La campaña electoral, como no podía ser de otra manera, se desbordó hacia el golpe bajo, el insulto soez, la zancadilla. Como siempre. La palabra loco, para desacreditar al otro, apareció en el escenario hace poco. La pronunció el gran Alan García para referirse a don Alejandro Toledo. Después el censo de escarnios no se detuvo. Un cerro de malas palabras, de frases ofensivas, se podría levantar con todo lo que se dicen los unos y los otros. En esta ocasión queremos referirnos a una cereza de ese pastel picaresco. El señor Luis Castañeda pidió un examen toxicológico para el señor Toledo quien tiene lo suyo, una fama de borracheras, de diablos azules, de otros vuelos.

El pedido, en realidad, no es nada nuevo. El ahora olvidado Fernando Olivera pidió lo mismo antes de convertirse en aliado del que denigraba. El pedido, por otra parte, es absurdo.

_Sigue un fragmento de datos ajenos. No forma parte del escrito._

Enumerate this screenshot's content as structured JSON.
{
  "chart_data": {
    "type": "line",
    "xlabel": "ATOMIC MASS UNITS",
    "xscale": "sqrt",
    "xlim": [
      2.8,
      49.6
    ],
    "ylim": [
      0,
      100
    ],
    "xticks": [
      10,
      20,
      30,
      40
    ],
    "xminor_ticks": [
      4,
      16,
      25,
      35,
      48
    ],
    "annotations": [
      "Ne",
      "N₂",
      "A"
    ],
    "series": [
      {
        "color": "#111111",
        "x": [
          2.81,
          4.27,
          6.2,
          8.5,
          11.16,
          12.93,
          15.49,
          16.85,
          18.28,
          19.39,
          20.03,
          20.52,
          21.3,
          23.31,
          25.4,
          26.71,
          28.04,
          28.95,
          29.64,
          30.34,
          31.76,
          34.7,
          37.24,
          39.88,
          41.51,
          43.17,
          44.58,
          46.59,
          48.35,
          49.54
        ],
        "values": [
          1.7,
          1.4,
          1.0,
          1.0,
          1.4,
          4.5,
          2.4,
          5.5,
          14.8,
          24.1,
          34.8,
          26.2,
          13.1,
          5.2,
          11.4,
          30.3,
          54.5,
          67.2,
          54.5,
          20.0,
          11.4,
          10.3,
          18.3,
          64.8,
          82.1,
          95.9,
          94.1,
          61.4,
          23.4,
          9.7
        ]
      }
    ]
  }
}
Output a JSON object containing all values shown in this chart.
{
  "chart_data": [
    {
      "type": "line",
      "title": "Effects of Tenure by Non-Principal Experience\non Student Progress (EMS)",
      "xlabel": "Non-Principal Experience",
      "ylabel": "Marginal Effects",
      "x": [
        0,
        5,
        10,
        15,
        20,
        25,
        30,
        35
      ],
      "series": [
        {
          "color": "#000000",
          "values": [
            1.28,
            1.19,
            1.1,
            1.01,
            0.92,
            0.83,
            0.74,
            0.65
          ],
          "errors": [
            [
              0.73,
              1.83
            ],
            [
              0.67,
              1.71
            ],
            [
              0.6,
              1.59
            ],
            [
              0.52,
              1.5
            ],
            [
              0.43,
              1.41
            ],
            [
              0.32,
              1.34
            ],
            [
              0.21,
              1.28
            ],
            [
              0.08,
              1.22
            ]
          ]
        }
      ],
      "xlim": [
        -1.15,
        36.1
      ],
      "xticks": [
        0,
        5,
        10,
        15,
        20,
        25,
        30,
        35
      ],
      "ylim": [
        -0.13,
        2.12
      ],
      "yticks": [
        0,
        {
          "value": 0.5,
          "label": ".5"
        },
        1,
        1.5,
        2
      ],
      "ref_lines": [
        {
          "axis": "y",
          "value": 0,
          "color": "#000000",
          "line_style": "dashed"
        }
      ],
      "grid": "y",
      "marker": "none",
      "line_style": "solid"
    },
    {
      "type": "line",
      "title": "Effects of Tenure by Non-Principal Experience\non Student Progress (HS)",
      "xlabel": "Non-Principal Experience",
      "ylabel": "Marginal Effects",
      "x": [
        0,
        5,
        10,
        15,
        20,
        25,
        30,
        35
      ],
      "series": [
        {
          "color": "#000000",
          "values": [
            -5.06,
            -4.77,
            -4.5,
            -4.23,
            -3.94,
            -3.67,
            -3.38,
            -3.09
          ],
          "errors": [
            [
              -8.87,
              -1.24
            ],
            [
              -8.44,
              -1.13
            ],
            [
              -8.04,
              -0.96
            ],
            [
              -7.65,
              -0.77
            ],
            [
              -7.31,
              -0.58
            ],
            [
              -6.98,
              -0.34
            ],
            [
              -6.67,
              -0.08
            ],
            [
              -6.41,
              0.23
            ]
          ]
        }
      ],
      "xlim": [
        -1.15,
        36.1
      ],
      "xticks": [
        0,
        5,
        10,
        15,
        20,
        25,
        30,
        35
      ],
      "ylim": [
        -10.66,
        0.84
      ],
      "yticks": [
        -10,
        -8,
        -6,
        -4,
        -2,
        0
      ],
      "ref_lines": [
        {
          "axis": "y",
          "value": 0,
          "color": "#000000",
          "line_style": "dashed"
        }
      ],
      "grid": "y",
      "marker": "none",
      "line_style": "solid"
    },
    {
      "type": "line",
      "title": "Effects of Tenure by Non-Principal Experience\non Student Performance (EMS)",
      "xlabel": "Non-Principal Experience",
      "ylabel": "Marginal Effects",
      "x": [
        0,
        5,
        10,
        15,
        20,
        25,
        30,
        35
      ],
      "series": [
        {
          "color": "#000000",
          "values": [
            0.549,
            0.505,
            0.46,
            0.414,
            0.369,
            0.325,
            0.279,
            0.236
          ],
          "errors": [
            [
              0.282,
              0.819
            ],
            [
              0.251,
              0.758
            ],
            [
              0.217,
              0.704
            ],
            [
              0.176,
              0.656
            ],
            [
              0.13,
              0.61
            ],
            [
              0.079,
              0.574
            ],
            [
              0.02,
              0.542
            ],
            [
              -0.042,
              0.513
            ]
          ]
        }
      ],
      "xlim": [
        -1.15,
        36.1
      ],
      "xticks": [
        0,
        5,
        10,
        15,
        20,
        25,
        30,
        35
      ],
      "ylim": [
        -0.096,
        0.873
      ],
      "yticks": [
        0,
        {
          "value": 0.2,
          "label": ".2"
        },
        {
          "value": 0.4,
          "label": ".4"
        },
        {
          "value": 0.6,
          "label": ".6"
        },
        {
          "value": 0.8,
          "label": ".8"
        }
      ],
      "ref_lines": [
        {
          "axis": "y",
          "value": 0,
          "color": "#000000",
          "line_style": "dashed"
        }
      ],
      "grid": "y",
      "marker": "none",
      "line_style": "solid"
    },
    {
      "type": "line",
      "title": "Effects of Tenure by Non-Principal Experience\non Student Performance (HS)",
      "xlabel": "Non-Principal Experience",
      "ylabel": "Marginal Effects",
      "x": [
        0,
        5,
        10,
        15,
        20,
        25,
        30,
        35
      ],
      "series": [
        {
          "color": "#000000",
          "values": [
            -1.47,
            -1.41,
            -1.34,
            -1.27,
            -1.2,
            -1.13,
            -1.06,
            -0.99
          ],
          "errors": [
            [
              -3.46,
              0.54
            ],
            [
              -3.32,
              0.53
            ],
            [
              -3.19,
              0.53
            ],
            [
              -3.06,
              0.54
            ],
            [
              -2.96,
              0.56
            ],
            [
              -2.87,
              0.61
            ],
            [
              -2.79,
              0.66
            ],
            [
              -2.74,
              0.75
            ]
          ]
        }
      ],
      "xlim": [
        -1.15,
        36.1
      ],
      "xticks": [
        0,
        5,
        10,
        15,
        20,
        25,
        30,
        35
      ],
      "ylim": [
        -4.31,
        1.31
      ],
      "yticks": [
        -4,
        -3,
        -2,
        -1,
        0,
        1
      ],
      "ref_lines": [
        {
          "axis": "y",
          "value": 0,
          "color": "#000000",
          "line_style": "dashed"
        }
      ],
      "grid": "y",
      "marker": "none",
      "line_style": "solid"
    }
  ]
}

El análisis toxicológico ya se le hizo al citado, según testimonio del congresista Meckler. Es decir, ni en la agresión ni en la diatriba, los candidatos muestran talento, innovación. Repiten un manual como papagayos en corral ajeno.  Como decir a coro que se debe seguir con el actual modelo. Un modelo petrificado en el fracaso como ya dijeron sus mismos mentores.

El asunto de la toxicología es bastante serio en este país. No se le puede dejar pasar así nomás. En  Huánuco los ediles han decretado que antes de cada sesión se haga un examen toxicológico a cada regidor. Ese examen se debería extender a todo nivel del poder en este Perú. Por las cosas que dicen o que hacen, tantos representantes nacionales parecen haber pasado por espumosos licores que les desgracian la cordura elemental, por hongos cegadores de la razón, por alucinantes bebidas que matan las ideas, las propuestas, las soluciones urgentes.